Halláronse en las galeras apresadas ciento diez y siete tiros gruesos de artillería y doscientos cincuenta menores, y se libertaron doce mil cautivos cristianos.
Pero no se obtuvo esta gran victoria sino a gran bosta; que se perdieron quince galeras, ocho mil valientes murieron: de ellos, dos mil españoles, del Papa ochocientos, y el resto de Venecia, Génova y Malta.
El Mediterráneo era libre.
Ya las doncellas cristianaste sus riberas no tenían que temer las excursiones de los piratas, ni verse vendidas en los harenes de los infieles.
Ya se podía reposar en aquellas riberas.
Los genízaros del turco no eran ya invencibles, ni, deshecha su poderosa flota, para Europa podía ser una amenaza el poder del turco.
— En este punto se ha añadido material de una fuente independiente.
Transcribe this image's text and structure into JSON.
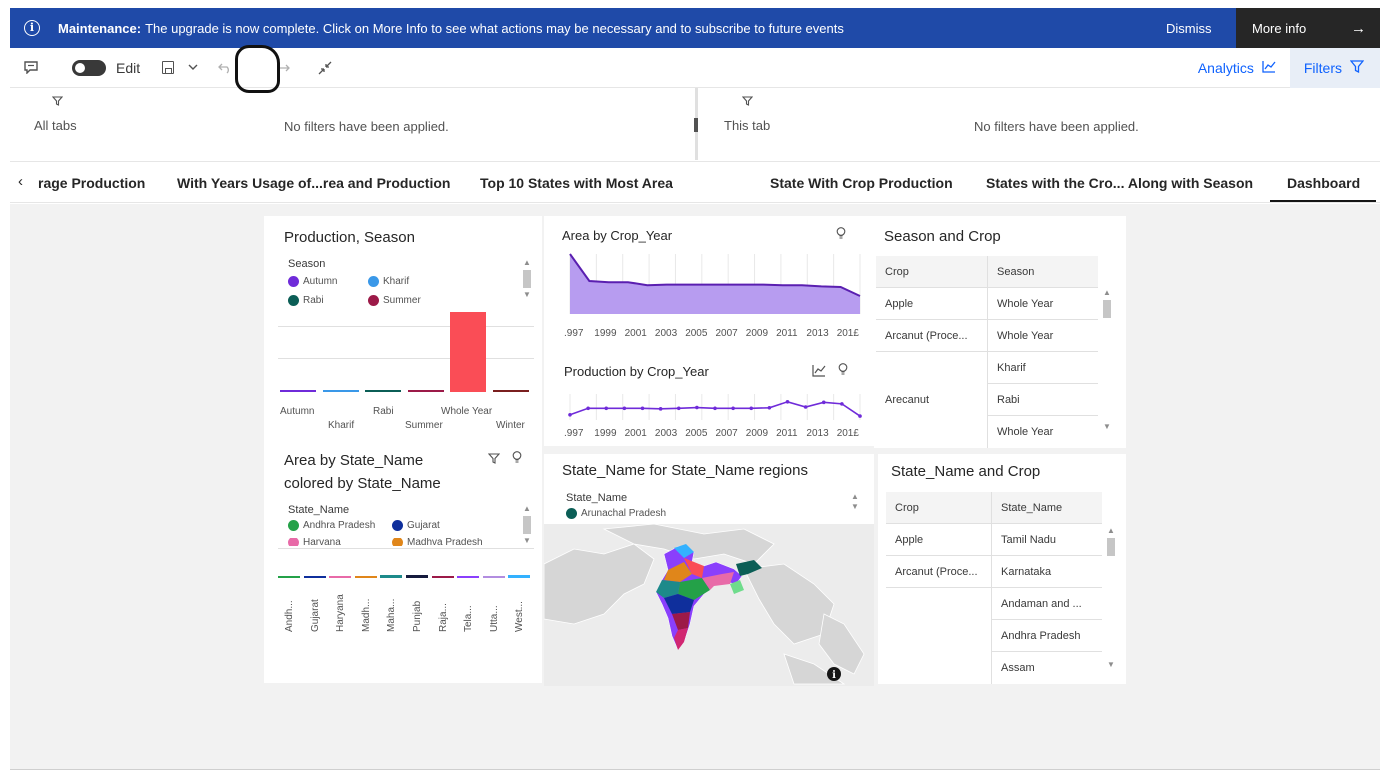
{
  "banner": {
    "label_bold": "Maintenance:",
    "message": "The upgrade is now complete. Click on More Info to see what actions may be necessary and to subscribe to future events",
    "dismiss": "Dismiss",
    "more_info": "More info",
    "icon": "info-icon",
    "color": "#1f4aa8"
  },
  "toolbar": {
    "edit_label": "Edit",
    "analytics_label": "Analytics",
    "filters_label": "Filters",
    "accent": "#0f62fe"
  },
  "filterbar": {
    "left_scope": "All tabs",
    "left_status": "No filters have been applied.",
    "right_scope": "This tab",
    "right_status": "No filters have been applied."
  },
  "tabs": [
    {
      "label": "rage Production"
    },
    {
      "label": "With Years Usage of...rea and Production"
    },
    {
      "label": "Top 10  States with Most Area"
    },
    {
      "label": "State With Crop Production"
    },
    {
      "label": "States with the Cro... Along with Season"
    },
    {
      "label": "Dashboard",
      "active": true
    }
  ],
  "widgets": {
    "production_season": {
      "title": "Production, Season",
      "legend_title": "Season",
      "legend": [
        {
          "label": "Autumn",
          "color": "#6f2bd9"
        },
        {
          "label": "Kharif",
          "color": "#3a98e8"
        },
        {
          "label": "Rabi",
          "color": "#0b5e56"
        },
        {
          "label": "Summer",
          "color": "#9c1a48"
        }
      ],
      "categories_top": [
        "Autumn",
        "Rabi",
        "Whole Year"
      ],
      "categories_bottom": [
        "Kharif",
        "Summer",
        "Winter"
      ],
      "chart_data": {
        "type": "bar",
        "categories": [
          "Autumn",
          "Kharif",
          "Rabi",
          "Summer",
          "Whole Year",
          "Winter"
        ],
        "values": [
          0.5,
          1.5,
          1,
          0.5,
          100,
          2.5
        ],
        "colors": [
          "#6f2bd9",
          "#3a98e8",
          "#0b5e56",
          "#9c1a48",
          "#fa4d56",
          "#7a1f1f"
        ]
      }
    },
    "area_by_year": {
      "title": "Area by Crop_Year",
      "x_labels": [
        ".997",
        "1999",
        "2001",
        "2003",
        "2005",
        "2007",
        "2009",
        "2011",
        "2013",
        "201£"
      ],
      "chart_data": {
        "type": "area",
        "values": [
          100,
          55,
          53,
          53,
          48,
          49,
          49,
          49,
          49,
          49,
          49,
          48,
          48,
          46,
          45,
          30
        ]
      }
    },
    "production_by_year": {
      "title": "Production by Crop_Year",
      "x_labels": [
        ".997",
        "1999",
        "2001",
        "2003",
        "2005",
        "2007",
        "2009",
        "2011",
        "2013",
        "201£"
      ],
      "chart_data": {
        "type": "line",
        "values": [
          20,
          45,
          45,
          45,
          45,
          43,
          45,
          48,
          45,
          45,
          45,
          47,
          70,
          50,
          68,
          62,
          15
        ]
      }
    },
    "season_crop": {
      "title": "Season and Crop",
      "headers": [
        "Crop",
        "Season"
      ],
      "rows": [
        [
          "Apple",
          "Whole Year"
        ],
        [
          "Arcanut (Proce...",
          "Whole Year"
        ],
        [
          "",
          "Kharif"
        ],
        [
          "Arecanut",
          "Rabi"
        ],
        [
          "",
          "Whole Year"
        ]
      ]
    },
    "area_by_state": {
      "title_line1": "Area by State_Name",
      "title_line2": "colored by State_Name",
      "legend_title": "State_Name",
      "legend": [
        {
          "label": "Andhra Pradesh",
          "color": "#24a148"
        },
        {
          "label": "Gujarat",
          "color": "#0f2f9c"
        },
        {
          "label": "Harvana",
          "color": "#e86aa8"
        },
        {
          "label": "Madhva Pradesh",
          "color": "#e0861a"
        }
      ],
      "categories": [
        "Andh...",
        "Gujarat",
        "Haryana",
        "Madh...",
        "Maha...",
        "Punjab",
        "Raja...",
        "Tela...",
        "Utta...",
        "West..."
      ],
      "chart_data": {
        "type": "bar",
        "values": [
          1,
          1,
          1,
          1,
          1.5,
          1.5,
          1,
          1,
          1,
          1.5
        ],
        "colors": [
          "#24a148",
          "#0f2f9c",
          "#e86aa8",
          "#e0861a",
          "#1d8a8a",
          "#161b3d",
          "#9c1a48",
          "#8a3ffc",
          "#b28de0",
          "#33b1ff"
        ]
      }
    },
    "state_map": {
      "title": "State_Name for State_Name regions",
      "legend_title": "State_Name",
      "legend": [
        {
          "label": "Arunachal Pradesh",
          "color": "#0b5e56"
        }
      ]
    },
    "state_crop": {
      "title": "State_Name and Crop",
      "headers": [
        "Crop",
        "State_Name"
      ],
      "rows": [
        [
          "Apple",
          "Tamil Nadu"
        ],
        [
          "Arcanut (Proce...",
          "Karnataka"
        ],
        [
          "",
          "Andaman and ..."
        ],
        [
          "",
          "Andhra Pradesh"
        ],
        [
          "",
          "Assam"
        ]
      ]
    }
  }
}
Con razón se enorgullecía Cervantes de haberse hallado en aquella jornada memorabilísima y de las heridas gloriosas que en ella había recibido.
Volviéronse al fin las naves españolas a Nápoles y Sicilia.
Dejó la galera Marquesa en el hospital de Messina a sus heridos, y entre ellos a Miguel de Cervantes, que sanó al fin, pero quedándole mutilada la mano izquierda, por lo cual, cuando la muerte abrió para él la edad de la gloria, al par que se le llamó el príncipe de los ingenios españoles, llamósele también el Manco de Lepanto.